この10年間で、自動車用バッテリーは12Vから24V(特に商用車用)、そして現在は48Vへと高電圧化する傾向を見せており、一方で車両の軽量化、加速性能と燃費の向上を達成している。
米国と欧州では新車の排出ガス削減に向けて法整備が進められている。規制と市場の動きによる複合的な影響を受けて、スターターとジェネレーターの統合に見られるようなマイルドハイブリッドアーキテクチャへの移行が進んでいる。48Vシステムはマイルドハイブリッドで既に採用が進んでいるが、ICEプラットフォームにも導入される可能性が高い。

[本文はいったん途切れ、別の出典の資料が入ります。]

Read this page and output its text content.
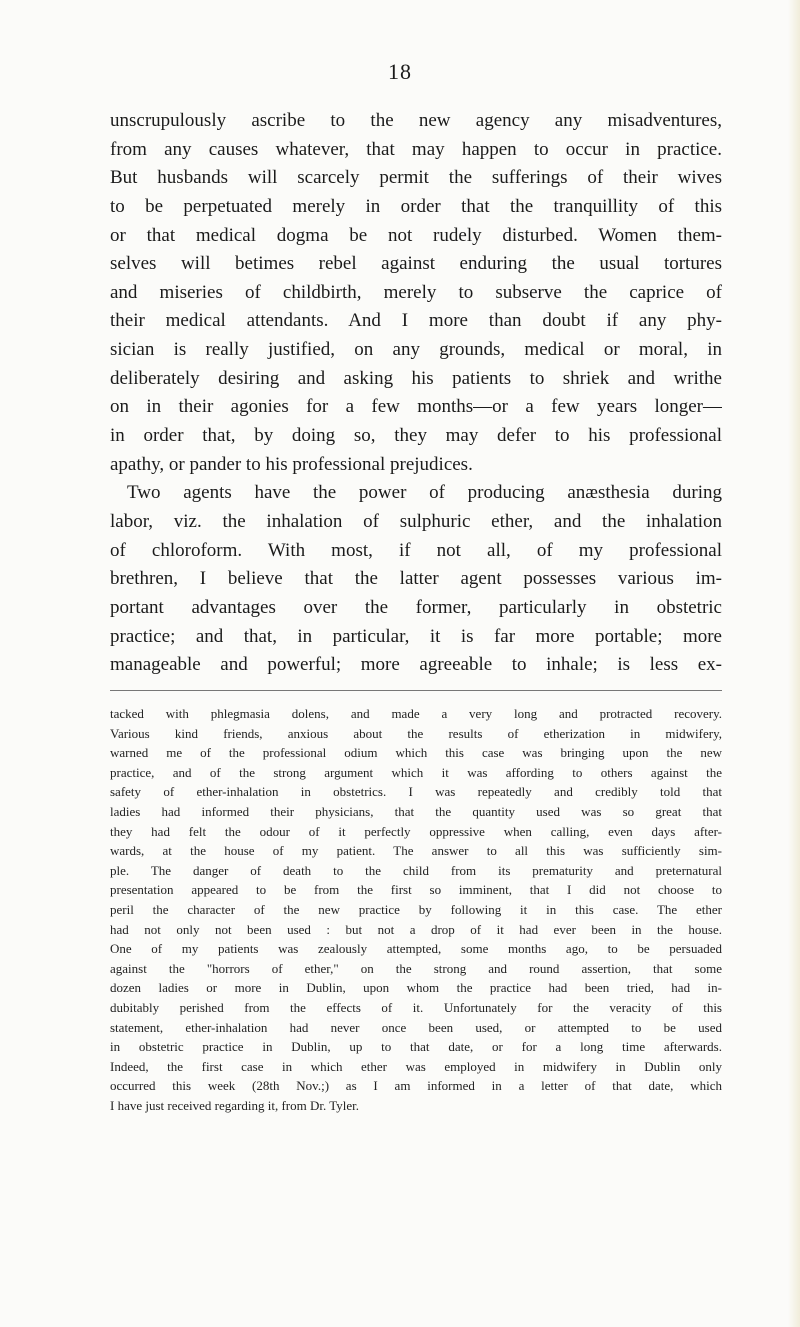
18
unscrupulously ascribe to the new agency any misadventures,
from any causes whatever, that may happen to occur in practice.
But husbands will scarcely permit the sufferings of their wives
to be perpetuated merely in order that the tranquillity of this
or that medical dogma be not rudely disturbed. Women them-
selves will betimes rebel against enduring the usual tortures
and miseries of childbirth, merely to subserve the caprice of
their medical attendants. And I more than doubt if any phy-
sician is really justified, on any grounds, medical or moral, in
deliberately desiring and asking his patients to shriek and writhe
on in their agonies for a few months—or a few years longer—
in order that, by doing so, they may defer to his professional
apathy, or pander to his professional prejudices.
Two agents have the power of producing anæsthesia during
labor, viz. the inhalation of sulphuric ether, and the inhalation
of chloroform. With most, if not all, of my professional
brethren, I believe that the latter agent possesses various im-
portant advantages over the former, particularly in obstetric
practice; and that, in particular, it is far more portable; more
manageable and powerful; more agreeable to inhale; is less ex-
tacked with phlegmasia dolens, and made a very long and protracted recovery.
Various kind friends, anxious about the results of etherization in midwifery,
warned me of the professional odium which this case was bringing upon the new
practice, and of the strong argument which it was affording to others against the
safety of ether-inhalation in obstetrics. I was repeatedly and credibly told that
ladies had informed their physicians, that the quantity used was so great that
they had felt the odour of it perfectly oppressive when calling, even days after-
wards, at the house of my patient. The answer to all this was sufficiently sim-
ple. The danger of death to the child from its prematurity and preternatural
presentation appeared to be from the first so imminent, that I did not choose to
peril the character of the new practice by following it in this case. The ether
had not only not been used : but not a drop of it had ever been in the house.
One of my patients was zealously attempted, some months ago, to be persuaded
against the "horrors of ether," on the strong and round assertion, that some
dozen ladies or more in Dublin, upon whom the practice had been tried, had in-
dubitably perished from the effects of it. Unfortunately for the veracity of this
statement, ether-inhalation had never once been used, or attempted to be used
in obstetric practice in Dublin, up to that date, or for a long time afterwards.
Indeed, the first case in which ether was employed in midwifery in Dublin only
occurred this week (28th Nov.;) as I am informed in a letter of that date, which
I have just received regarding it, from Dr. Tyler.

48Vアーキテクチャに移行するということは、単にシステム電圧を高くすれば済む話ではない。電気系統の根本的な変更が必要になる。高機能、高性能の自動車で使われる軽量小型部品には、高密度モデルと同程度の電気効率が求められる。
「12Vと48Vのシステムに共通しているのは、従来の機械的機能を実現するためにサーペンタインベルトではなく電気モーターを使用するようになった点である」とUlery氏は指摘する。エンジンの回転を使ってパワーステアリングを実現している例として、同氏は大型ピックアップトラックの例を挙げる。多くの自動車ではパワーステアリングは既に電動化されている。「パワーステアリングは大きな動力が必要でエンジンの馬力を奪うため、エンジンとは別の電気系統から動力を得るように変更することで、ドライブトレインの馬力を維持できる」
自動車業界におけるシステムの高電圧化は、設計や製造プロセスに大きな影響を与えることから、緩やかに進んでいる。メーカーは製品、技術的な成熟度、顧客のニーズに左右されるため、各社で移行スピードが異なる。しかも、使用する技術に関する以下のような基準や設計手法を順守しなければならない。
48Vシステムを実現させる上で、規格に準拠してスマートバッテリーマネジメントを適切に行うことは非常に重要だ。適切な設計プロセスに従うことにより、自動車メーカーは非効率的な電力ストレージ、コスト増、運転手の潜在的な安全リスクを回避できる。